Yes, that's a great question. There are two distinct issues to consider: reliability and assay sensitivity based on the population. I'll address each of them. We've put significant effort into developing robust assays that are both accurate and precise. It's important to note that in clinical studies, the success of an assay relies not only on the assay itself but also on careful management of sample acquisition, processing, storage, transport, and analysis. We closely monitor all these aspects to minimize any factors that could affect the assay results. Additionally, these assays generally perform better with a larger number of samples, so we ensure that we are running analyses with as many samples as is practical. This approach aims to reduce variability and enhance the stability of the assay results. You've also highlighted a crucial point regarding assay sensitivity related to disease stage. It's well understood that in very early or pre-symptomatic HD patients, the mutant Huntington's protein is undetectable in cerebrospinal fluid (CSF) due to its extremely low concentration, sometimes at picomolar levels or even lower. As we progress to the Phase 2 patients in our Huntington trial, we anticipate that detectable levels of Huntington protein will be present in the CSF, as we have already observed. We will closely monitor the limit of detection for the assay in these patients. However, there's uncertainty about whether this scenario applies to Stage 2 patients, who are typically further along in their progression and likely to have substantially higher baseline levels of Huntington protein, which should mitigate concerns regarding sensitivity.

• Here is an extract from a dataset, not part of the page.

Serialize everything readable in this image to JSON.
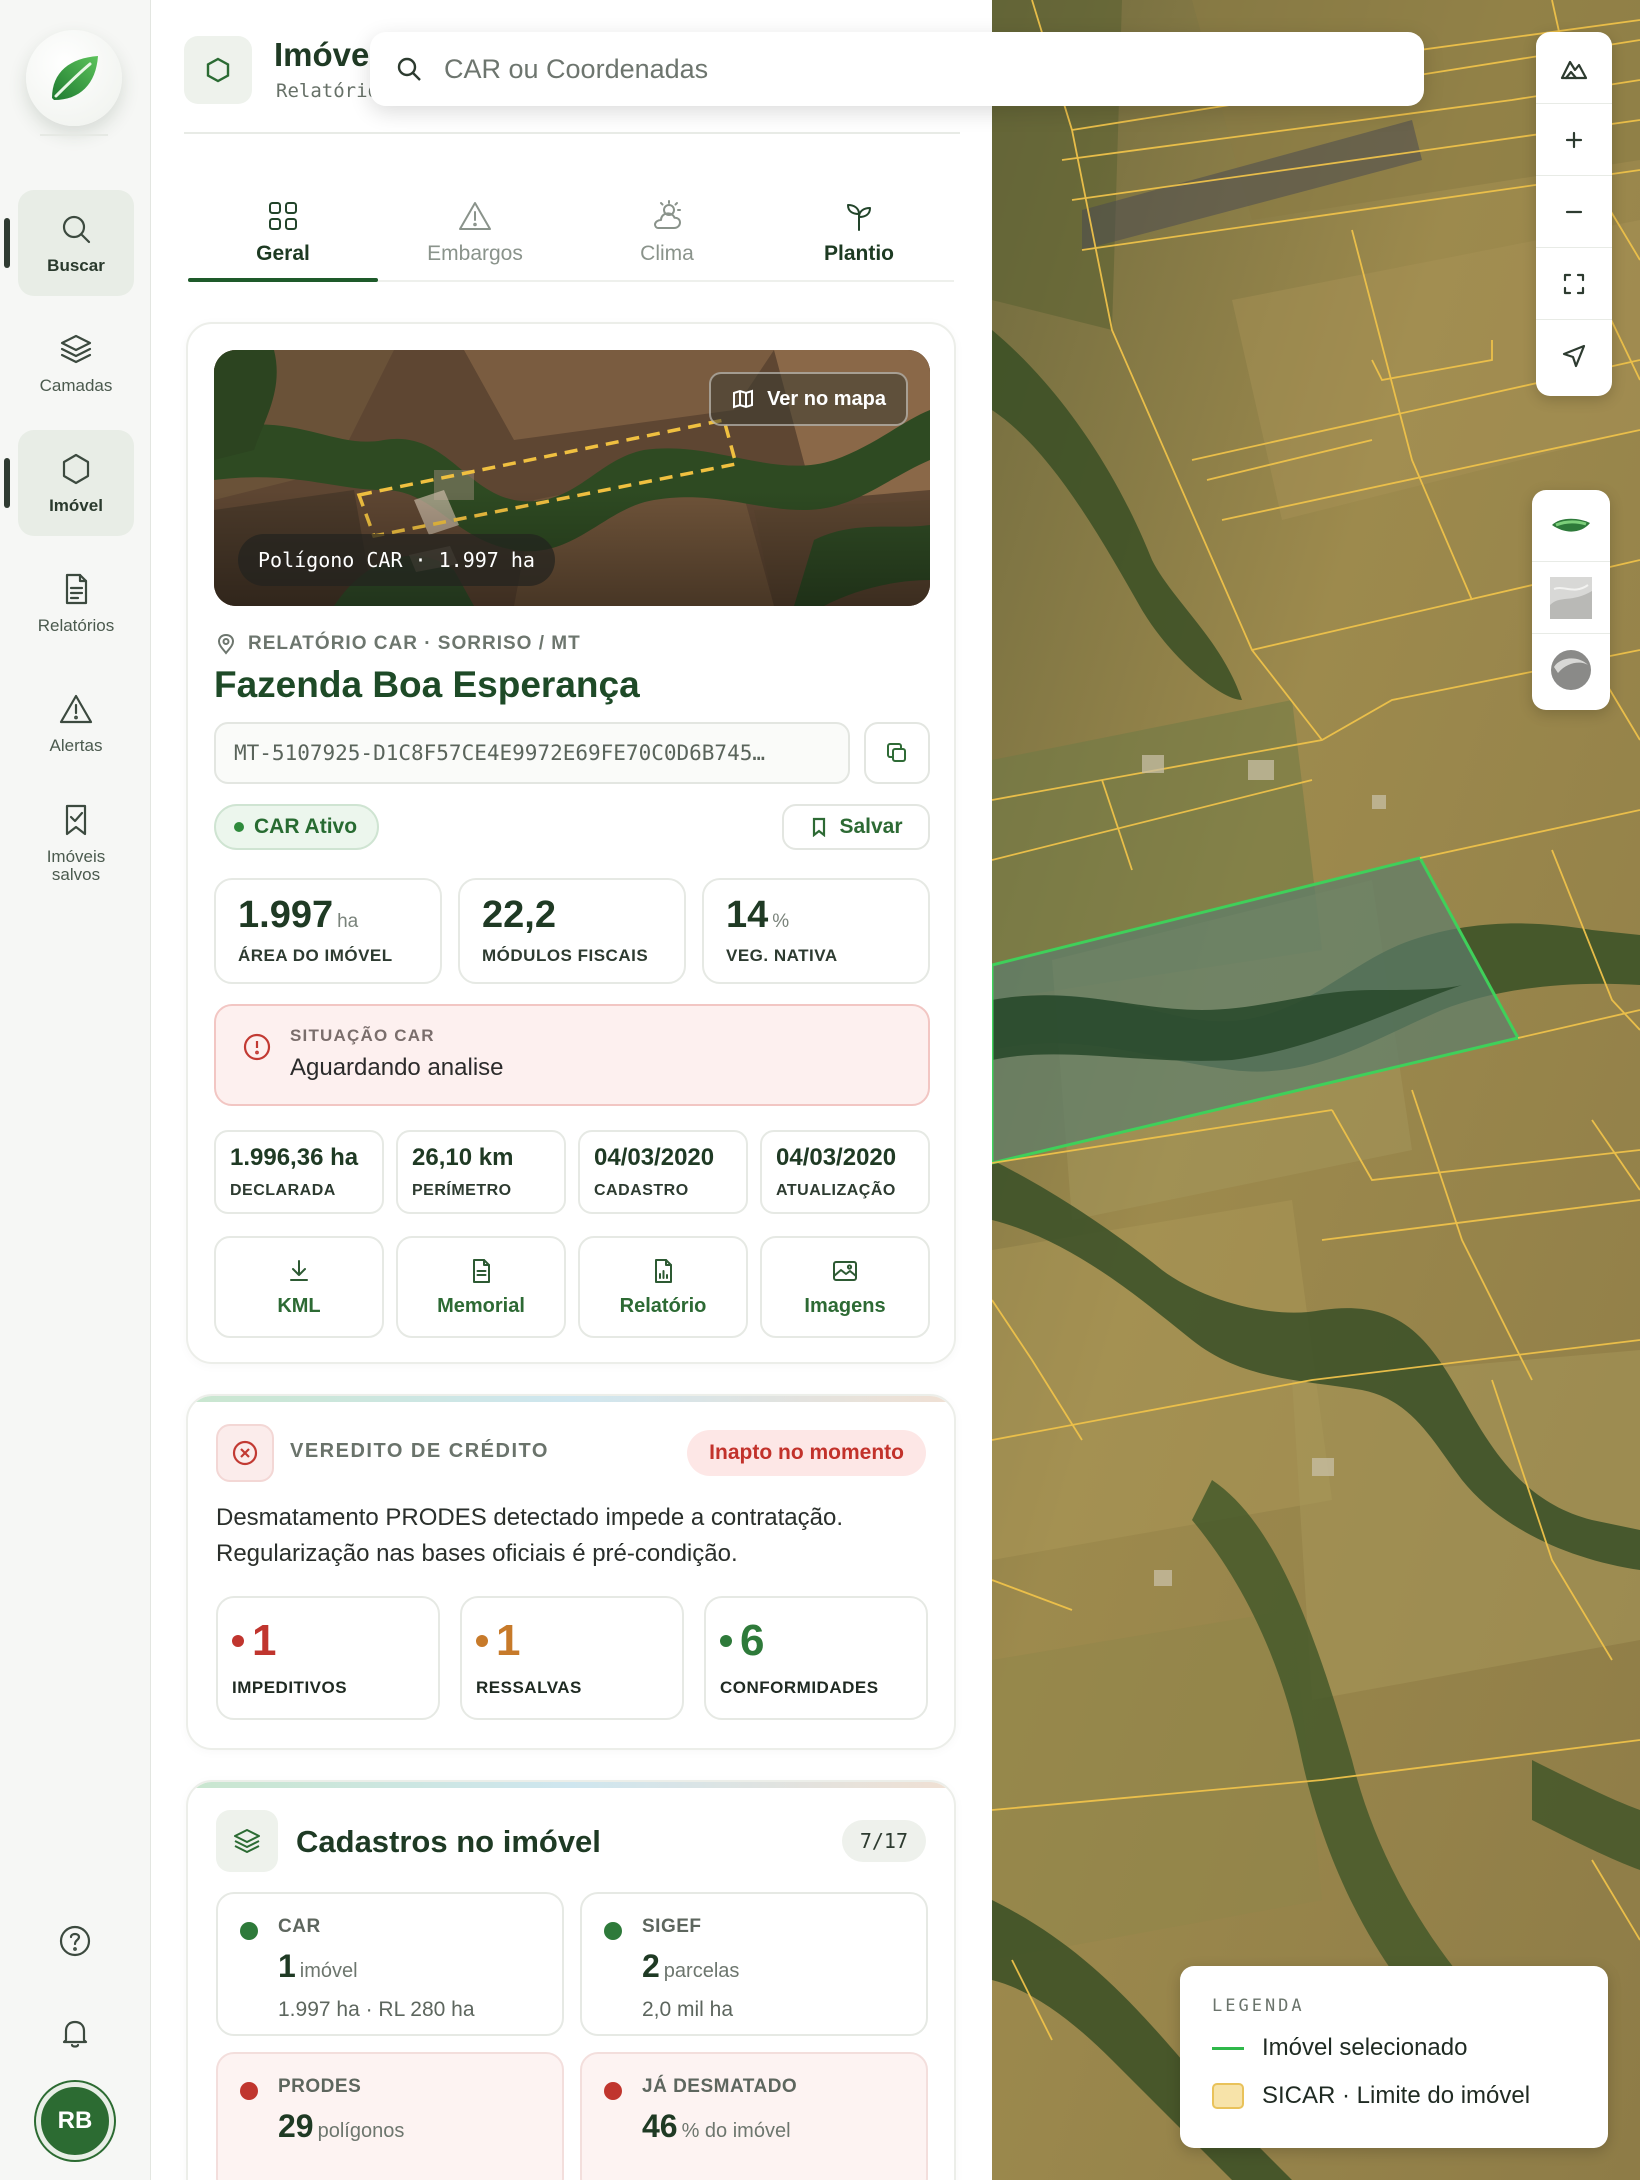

And thank you. I would like to conclude the Q&A session now. And thank you all who participated and turn it back to the CEO, Dr. Matthew Klein, for additional comments.

Well, I just want to thank everyone again for joining the call today. As we discussed, we look forward to an exciting 2024 with a number of important and valuable potential milestones ahead, and we look forward to sharing the journey with you all as we move forward. Thank you again.

And thank you all for participating. And you may now disconnect.